Thursday, November 11, 2004

Israeli at Vatican

Obed Ben-Hur, Israel’s ambassador to the Vatican, swept through the Pope John Paul II Cultural Center near Catholic University yesterday with a kind word for Catholic-Jewish relations, even kinder words for the pope and a gibe against Catholic filmmaker Mel Gibson.

Our correspondent Julia Duin was at the sumptuous kosher meal served to 48 guests on the cultural center’s third floor.



Mr. Ben-Hur began his brief remarks with hopes for peace in the Middle East.

“With the fading out of someone behind the wheel who has not been cooperative,” he said, referring to dying Palestinian leader Yasser Arafat, “maybe we can get a brighter horizon, maybe a more promising future.”

He was far more effusive toward Pope John Paul II, who grew up in a Jewish neighborhood in his native Poland and had Jewish friends.

“No one like this pope knows what it means to be Jewish,” Mr.

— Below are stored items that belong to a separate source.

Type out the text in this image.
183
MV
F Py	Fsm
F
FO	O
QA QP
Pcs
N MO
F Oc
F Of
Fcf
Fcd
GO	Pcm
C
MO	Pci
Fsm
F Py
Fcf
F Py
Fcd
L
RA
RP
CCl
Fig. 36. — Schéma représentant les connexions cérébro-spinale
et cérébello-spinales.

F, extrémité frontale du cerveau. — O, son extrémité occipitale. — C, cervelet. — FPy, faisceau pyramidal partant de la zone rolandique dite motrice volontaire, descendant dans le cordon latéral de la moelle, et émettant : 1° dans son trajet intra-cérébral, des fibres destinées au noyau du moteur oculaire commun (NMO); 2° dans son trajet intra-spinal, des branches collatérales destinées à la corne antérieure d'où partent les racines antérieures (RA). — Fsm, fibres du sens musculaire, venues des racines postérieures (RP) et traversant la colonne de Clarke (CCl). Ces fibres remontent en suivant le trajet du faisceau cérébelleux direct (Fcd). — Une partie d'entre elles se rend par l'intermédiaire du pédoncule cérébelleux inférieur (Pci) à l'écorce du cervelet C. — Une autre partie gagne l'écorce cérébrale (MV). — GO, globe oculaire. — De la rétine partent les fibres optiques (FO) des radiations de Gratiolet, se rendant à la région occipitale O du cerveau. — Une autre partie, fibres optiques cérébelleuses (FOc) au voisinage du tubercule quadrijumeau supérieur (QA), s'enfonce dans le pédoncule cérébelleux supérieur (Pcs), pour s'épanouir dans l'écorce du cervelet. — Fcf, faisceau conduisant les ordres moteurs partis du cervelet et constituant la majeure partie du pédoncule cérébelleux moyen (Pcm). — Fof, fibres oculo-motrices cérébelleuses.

Ben-Hur said. “No one else understands their sufferings [like John Paul].”

The pope visited the Auschwitz concentration camp shortly after his elevation to the papacy in October 1978, then visited Rome’s Great Synagogue in 1986, established diplomatic relations with Israel in 1992 and visited Israel in March 2000.

“What more can you expect from one pope?” the ambassador asked. “I should say, he is one of the greatest lights of our day.”

He disparaged Mel Gibson’s international blockbuster “The Passion of the Christ,” saying it backs a theology that Christians have replaced Jews as God’s chosen people.

“There are people who have a theory of replacement,” he said, “and we just saw a film of someone who believes in that.”

He begged his Catholic hosts to send large numbers of pilgrims to Israel and to join Israelis in facing a common enemy.

“It’s an extremist Islam, a terrorist Islam,” he said. “We are facing a reality that’s not very promising, and we have to be strong.”

After all, he mused, Catholics number 1.2 billion believers in 47 countries.

“Israel cannot treat these people as a black hole, so to speak,” he said, “which we have for a number of years.”

Mr. Ben-Hur spoke on the 66th anniversary of the notorious Crystal Night, when Nazis rampaged through Germany attacking thousands of Jewish homes, businesses and synagogues on Nov. 10, 1938.

Concern in Russia

The U.S. ambassador in Moscow is worried that Russian President Vladimir Putin is concentrating too much power by weakening the authority of regional governors.

Ambassador Alexander Vershbow told Moscow Echo radio this week that even President Bush has “expressed concern over the recent proposed reforms and also over the erosion of a system of checks and balances.”

Without checks on central authority, “we think a democratic society cannot exist,” Mr. Vershbow said.

The Russian parliament has given initial approval to Mr. Putin’s plan to replace the direct election of governors with candidates selected by Moscow and approved by regional parliaments. The plan must pass two more procedural votes.

Mr. Putin says the reform is necessary to combat terrorism. He is also pressing for a change in the system for election of members of parliament. Currently half of the members are elected by party lists and the other as individual candidates. Mr. Putin proposes a system of proportional representation only.

In his interview, Mr. Vershbow also said the United States is worried about instability in the Caucasus, including Russia’s rebellious Chechnya region and separatist violence in neighboring Georgia.

The conflicts could “breed instability in surrounding countries, including Russia, itself,” the ambassador said.

Russia blamed Chechen terrorists for a murderous attack on a school in September.